The sudden call by some Democrats to abolish ICE — U.S. Immigration and Customs Enforcement, the agency whose multipronged mission includes deportation — makes a better bumper sticker than a blueprint for policy. Like eradicating the Internal Revenue Service, the GOP's own recurrent shibboleth, scrapping ICE reflects the risible notion that offensive policies can be wished away by atomizing the agency that enforces them. They can't be.

Many Americans are outraged by the Trump administration's harassment, humiliation and hounding of immigrants, including the zero-humanity policy of deterring future migrants by separating children from their parents. The instrument of some (though not all) of those policies has been ICE. But it is just that: an instrument, wielded in every instance to enforce the will of President Donald Trump and his administration.

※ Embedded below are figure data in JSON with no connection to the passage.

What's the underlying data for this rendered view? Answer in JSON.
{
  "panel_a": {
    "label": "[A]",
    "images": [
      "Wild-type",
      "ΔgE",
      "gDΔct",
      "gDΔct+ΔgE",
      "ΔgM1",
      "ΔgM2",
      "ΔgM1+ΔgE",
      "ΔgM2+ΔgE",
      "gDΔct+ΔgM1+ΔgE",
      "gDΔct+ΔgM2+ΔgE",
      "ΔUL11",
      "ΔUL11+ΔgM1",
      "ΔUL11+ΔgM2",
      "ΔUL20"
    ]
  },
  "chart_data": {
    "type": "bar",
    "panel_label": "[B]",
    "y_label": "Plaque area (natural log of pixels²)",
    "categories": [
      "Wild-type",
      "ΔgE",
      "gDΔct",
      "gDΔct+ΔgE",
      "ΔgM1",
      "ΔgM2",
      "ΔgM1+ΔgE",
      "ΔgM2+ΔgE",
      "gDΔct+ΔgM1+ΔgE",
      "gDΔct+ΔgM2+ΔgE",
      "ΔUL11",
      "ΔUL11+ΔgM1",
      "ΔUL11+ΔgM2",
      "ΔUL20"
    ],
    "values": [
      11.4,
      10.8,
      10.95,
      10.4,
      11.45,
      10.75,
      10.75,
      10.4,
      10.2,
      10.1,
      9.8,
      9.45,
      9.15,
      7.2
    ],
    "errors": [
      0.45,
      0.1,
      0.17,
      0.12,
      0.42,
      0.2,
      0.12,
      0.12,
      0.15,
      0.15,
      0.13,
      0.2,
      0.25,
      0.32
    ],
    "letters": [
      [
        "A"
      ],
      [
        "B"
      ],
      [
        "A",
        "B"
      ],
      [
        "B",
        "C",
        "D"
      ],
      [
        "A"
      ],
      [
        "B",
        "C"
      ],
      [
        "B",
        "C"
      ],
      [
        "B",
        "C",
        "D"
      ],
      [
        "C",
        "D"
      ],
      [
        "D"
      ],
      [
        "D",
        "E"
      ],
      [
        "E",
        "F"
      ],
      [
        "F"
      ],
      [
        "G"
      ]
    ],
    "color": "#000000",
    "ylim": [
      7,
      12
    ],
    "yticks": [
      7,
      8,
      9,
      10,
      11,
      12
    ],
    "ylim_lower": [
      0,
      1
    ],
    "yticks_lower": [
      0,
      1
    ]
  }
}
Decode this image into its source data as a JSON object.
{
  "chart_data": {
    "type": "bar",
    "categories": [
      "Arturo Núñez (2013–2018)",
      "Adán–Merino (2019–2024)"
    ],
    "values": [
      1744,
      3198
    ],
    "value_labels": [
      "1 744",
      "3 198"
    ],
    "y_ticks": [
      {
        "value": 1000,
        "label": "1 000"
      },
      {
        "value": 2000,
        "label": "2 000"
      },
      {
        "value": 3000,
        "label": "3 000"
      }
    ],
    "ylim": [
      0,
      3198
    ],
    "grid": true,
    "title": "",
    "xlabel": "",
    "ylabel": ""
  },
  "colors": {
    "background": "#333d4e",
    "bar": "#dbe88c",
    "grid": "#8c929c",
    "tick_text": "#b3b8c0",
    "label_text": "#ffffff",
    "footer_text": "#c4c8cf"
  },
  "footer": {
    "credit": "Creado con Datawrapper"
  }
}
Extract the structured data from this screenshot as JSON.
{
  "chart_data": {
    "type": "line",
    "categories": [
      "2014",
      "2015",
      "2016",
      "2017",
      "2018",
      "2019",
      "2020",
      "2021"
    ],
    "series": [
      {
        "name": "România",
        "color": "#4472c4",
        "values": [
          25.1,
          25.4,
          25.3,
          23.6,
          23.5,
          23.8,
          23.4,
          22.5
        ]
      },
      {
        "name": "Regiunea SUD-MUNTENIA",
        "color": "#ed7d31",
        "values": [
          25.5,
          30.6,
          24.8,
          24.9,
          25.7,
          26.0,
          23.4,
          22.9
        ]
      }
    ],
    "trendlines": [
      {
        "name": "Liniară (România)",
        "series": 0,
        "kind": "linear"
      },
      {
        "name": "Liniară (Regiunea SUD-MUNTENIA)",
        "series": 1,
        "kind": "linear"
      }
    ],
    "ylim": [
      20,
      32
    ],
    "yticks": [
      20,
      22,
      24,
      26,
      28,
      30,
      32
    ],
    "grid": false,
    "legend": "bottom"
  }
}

Indignant at those policies, abolitionists have seized on ICE as a convenient target for their wrath. But getting rid of the agency, or breaking it up, will not change the laws they dislike or, more to the point, the senseless ways in which the administration has chosen to enforce them.

No doubt, ICE is guilty of unwarranted abuses — rounding up noncriminal migrants who have led exemplary lives for years in the United States; breaking up communities and families; the unforgivable mess of splitting children from parents without any firm idea of how they might be reunited. But those excesses were carried out with the robust encouragement of the White House and Secretary of Homeland Security Kirstjen Nielsen.

As it happens, ICE, an agency with 20,000 employees and an annual budget exceeding $6 billion, manages more than deportations. Its investigative division handles cybercrime, human trafficking, narcotics, counter-proliferation involving nuclear materials and other military wares, child exploitation and even stolen art.

Those are all vital and legitimate functions of government, as is deportation. They aren't going to be abolished, nor should they be.